Japanese cargo ship to launch to space station
(6 September 2018 - NASA) A Japanese cargo ship loaded with more than five tons of supplies, water, spare parts and experiments is scheduled to launch to the International Space Station at 6:32 p.m. EDT Monday, Sept. 10 (7:32 a.m. Sept. 11 in Japan).
The Japan Aerospace Exploration Agency’s (JAXA) unpiloted H-II Transport Vehicle-6 (HTV-6) makes its final approach to the International Space Station Dec. 13, 2016. (courtesy: NASA)
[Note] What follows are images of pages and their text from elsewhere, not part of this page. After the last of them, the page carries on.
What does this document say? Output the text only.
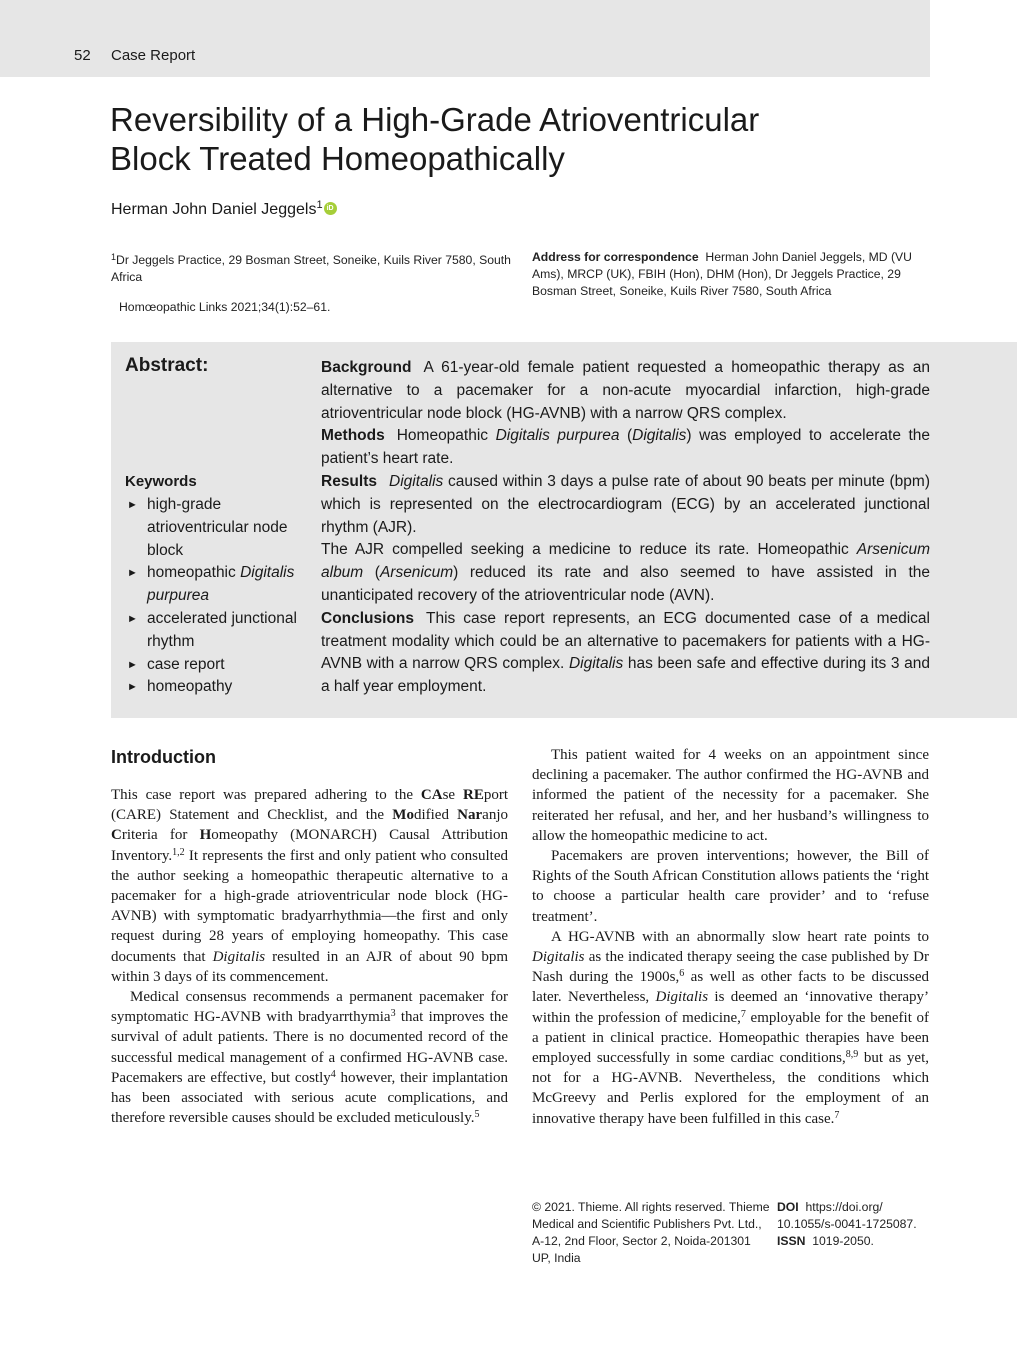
52 Case Report
Reversibility of a High-Grade Atrioventricular
Block Treated Homeopathically
Herman John Daniel Jeggels$^1$ iD
$^1$Dr Jeggels Practice, 29 Bosman Street, Soneike, Kuils River 7580, South Africa
Homœopathic Links 2021;34(1):52–61.
Address for correspondence Herman John Daniel Jeggels, MD (VU Ams), MRCP (UK), FBIH (Hon), DHM (Hon), Dr Jeggels Practice, 29 Bosman Street, Soneike, Kuils River 7580, South Africa
Abstract:
Keywords
► high-grade atrioventricular node block
► homeopathic Digitalis purpurea
► accelerated junctional rhythm
► case report
► homeopathy

Background A 61-year-old female patient requested a homeopathic therapy as an alternative to a pacemaker for a non-acute myocardial infarction, high-grade atrioventricular node block (HG-AVNB) with a narrow QRS complex.

Methods Homeopathic Digitalis purpurea (Digitalis) was employed to accelerate the patient’s heart rate.

Results Digitalis caused within 3 days a pulse rate of about 90 beats per minute (bpm) which is represented on the electrocardiogram (ECG) by an accelerated junctional rhythm (AJR).

The AJR compelled seeking a medicine to reduce its rate. Homeopathic Arsenicum album (Arsenicum) reduced its rate and also seemed to have assisted in the unanticipated recovery of the atrioventricular node (AVN).

Conclusions This case report represents, an ECG documented case of a medical treatment modality which could be an alternative to pacemakers for patients with a HG-AVNB with a narrow QRS complex. Digitalis has been safe and effective during its 3 and a half year employment.

Introduction

This case report was prepared adhering to the CAse REport (CARE) Statement and Checklist, and the Modified Naranjo Criteria for Homeopathy (MONARCH) Causal Attribution Inventory.$^{1,2}$ It represents the first and only patient who consulted the author seeking a homeopathic therapeutic alternative to a pacemaker for a high-grade atrioventricular node block (HG-AVNB) with symptomatic bradyarrhythmia—the first and only request during 28 years of employing homeopathy. This case documents that Digitalis resulted in an AJR of about 90 bpm within 3 days of its commencement.

Medical consensus recommends a permanent pacemaker for symptomatic HG-AVNB with bradyarrthymia$^3$ that improves the survival of adult patients. There is no documented record of the successful medical management of a confirmed HG-AVNB case. Pacemakers are effective, but costly$^4$ however, their implantation has been associated with serious acute complications, and therefore reversible causes should be excluded meticulously.$^5$

This patient waited for 4 weeks on an appointment since declining a pacemaker. The author confirmed the HG-AVNB and informed the patient of the necessity for a pacemaker. She reiterated her refusal, and her, and her husband’s willingness to allow the homeopathic medicine to act.

Pacemakers are proven interventions; however, the Bill of Rights of the South African Constitution allows patients the ‘right to choose a particular health care provider’ and to ‘refuse treatment’.

A HG-AVNB with an abnormally slow heart rate points to Digitalis as the indicated therapy seeing the case published by Dr Nash during the 1900s,$^6$ as well as other facts to be discussed later. Nevertheless, Digitalis is deemed an ‘innovative therapy’ within the profession of medicine,$^7$ employable for the benefit of a patient in clinical practice. Homeopathic therapies have been employed successfully in some cardiac conditions,$^{8,9}$ but as yet, not for a HG-AVNB. Nevertheless, the conditions which McGreevy and Perlis explored for the employment of an innovative therapy have been fulfilled in this case.$^7$

© 2021. Thieme. All rights reserved. Thieme Medical and Scientific Publishers Pvt. Ltd., A-12, 2nd Floor, Sector 2, Noida-201301 UP, India
DOI https://doi.org/ 10.1055/s-0041-1725087.
ISSN 1019-2050.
The Japan Aerospace Exploration Agency’s (JAXA) unpiloted H-II Transport Vehicle-7 (HTV-7) is scheduled to lift off from the Tanegashima Space Center in southern Japan nine years to the day after the flight of the first HTV cargo spacecraft.
HTV-7 will arrive at the space station Friday, Sept. 14. Expedition 56 Commander Drew Feustel and Flight Engineer Serena Auñón-Chancellor of NASA will operate the station’s Canadarm2 robotic arm to capture the spacecraft as it approaches from below. Flight Engineer Alexander Gerst of ESA (European Space Agency) will monitor HTV-7 systems during its approach to the orbiting complex. Capture is scheduled for around 7:40 a.m.
Named Kounotori, White Stork in Japanese, the unpiloted cargo spacecraft is loaded with six new lithium-ion batteries and adapter plates to replace aging nickel-hydrogen batteries that make up part of the station’s electrical power system. The batteries will be replaced through a series of robotic operations and two spacewalks planned for Sept. 20 and 26.
Also aboard HTV-7 is a small reentry capsule designed by JAXA that will be assembled by the station crew prior to HTV-7’s departure this fall. The cone-shaped capsule, measuring 2 feet high and 2.7 feet wide, is an experimental technology demonstration designed to test JAXA’s ability to return small Japanese science payloads from the station for expedited delivery to researchers. Following HTV-7’s departure from the station and several deorbit maneuvers, the capsule will be ejected from the spacecraft’s hatch for a parachute-assisted splashdown off the coast of Japan, where a JAXA ship will recover it.
Additional experiments and equipment in HTV-7 include a new sample holder for the Electrostatic Levitation Furnace (JAXA-ELF), a protein crystal growth experiment at low temperatures (JAXA LT PCG), an investigation that looks at the effect of microgravity on bone marrow (MARROW), a Life Sciences Glovebox, and additional EXPRESS Racks.
HTV-7 will reenter Earth’s atmosphere after its deorbit maneuvers to burn up harmlessly over the South Pacific Ocean this fall.